St Augustine and its residents also played a pivotal role in Black liberation in the Civil Rights movement. In 1964, the city's civil rights leader Robert B Hayling invited Martin Luther King Jr to join forces with local protestors. On 9 June 1964, King was arrested after refusing to leave a segregated restaurant at one of the city's motels, which made national news. Later, his aide, Andrew Young, led a night march from Lincolnville to St Augustine's Constitution Plaza (the oldest public space in the US) where they were attacked by an angry mob, which also was widely covered in the media. A bronze sculpture at the eastern end of the plaza proudly displays the faces of those who peacefully protested during the Civil Rights movement in St Augustine, while on the western end, visitors can retrace Young's Civil Rights march by following the brass footsteps on the pavement.

Just a few days later, the motel's manager was photographed pouring acid into a pool where both Black and white people were swimming together to protest segregation. The incident spurred protests that went on for days. It was broadcast on TV and printed on the front pages of newspapers across the world. Finally, on 2 July, President Lyndon Johnson signed the Civil Rights Act into law, which prohibited discrimination on the basis of race, colour, religion, sex or national origin and ushered in integration of schools and other public places.

A monument in Constitution Plaza commemorates the many peaceful protestors who helped propel the Civil Rights movement (Credit: Allen Creative/Steve Allen/Alamy Stock Photo)

A monument in Constitution Plaza commemorates the many peaceful protestors who helped propel the Civil Rights movement (Credit: Allen Creative/Steve Allen/Alamy Stock Photo)

"St Augustine's events were pivotal [to the passing of the bill]," Phillips said.

Today, the historic Fort Mose has been reconstructed at its second location. Visitors can see renderings of the original fort at the Fort Mose Museum, and also trace the story of the first legally sanctioned free African settlement in the museum's interactive exhibits. Throughout February for Black History Month, and in June (the month when the British attacked the fort), local actors recreate the Battle of Bloody Mose.
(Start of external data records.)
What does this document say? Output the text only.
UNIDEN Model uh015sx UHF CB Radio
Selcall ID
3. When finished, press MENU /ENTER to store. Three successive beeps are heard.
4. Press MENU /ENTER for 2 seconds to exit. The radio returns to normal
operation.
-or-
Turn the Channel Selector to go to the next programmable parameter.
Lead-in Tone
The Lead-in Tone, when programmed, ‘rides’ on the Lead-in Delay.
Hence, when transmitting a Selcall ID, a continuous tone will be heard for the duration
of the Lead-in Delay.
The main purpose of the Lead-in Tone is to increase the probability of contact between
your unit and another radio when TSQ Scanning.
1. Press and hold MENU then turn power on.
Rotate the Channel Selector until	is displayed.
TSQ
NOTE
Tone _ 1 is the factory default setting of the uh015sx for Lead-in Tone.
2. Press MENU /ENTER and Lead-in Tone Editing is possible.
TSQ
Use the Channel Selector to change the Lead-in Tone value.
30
The Lincolnville Museum and Cultural Center also has exhibitions about the community's origins and St Augustine's Civil Rights era. With hundreds of artefacts and photos, it highlights the stories of local Lincolnville residents and protestors, including a police fingerprint card documenting Martin Luther King's arrest.

As Phillips said, "We're just trying to make sure that people understand the richness of the history that started here over 450 years ago."

Rediscovering America is a BBC Travel series that tells the inspiring stories of forgotten, overlooked or misunderstood aspects of the US, flipping the script on familiar history, cultures and communities.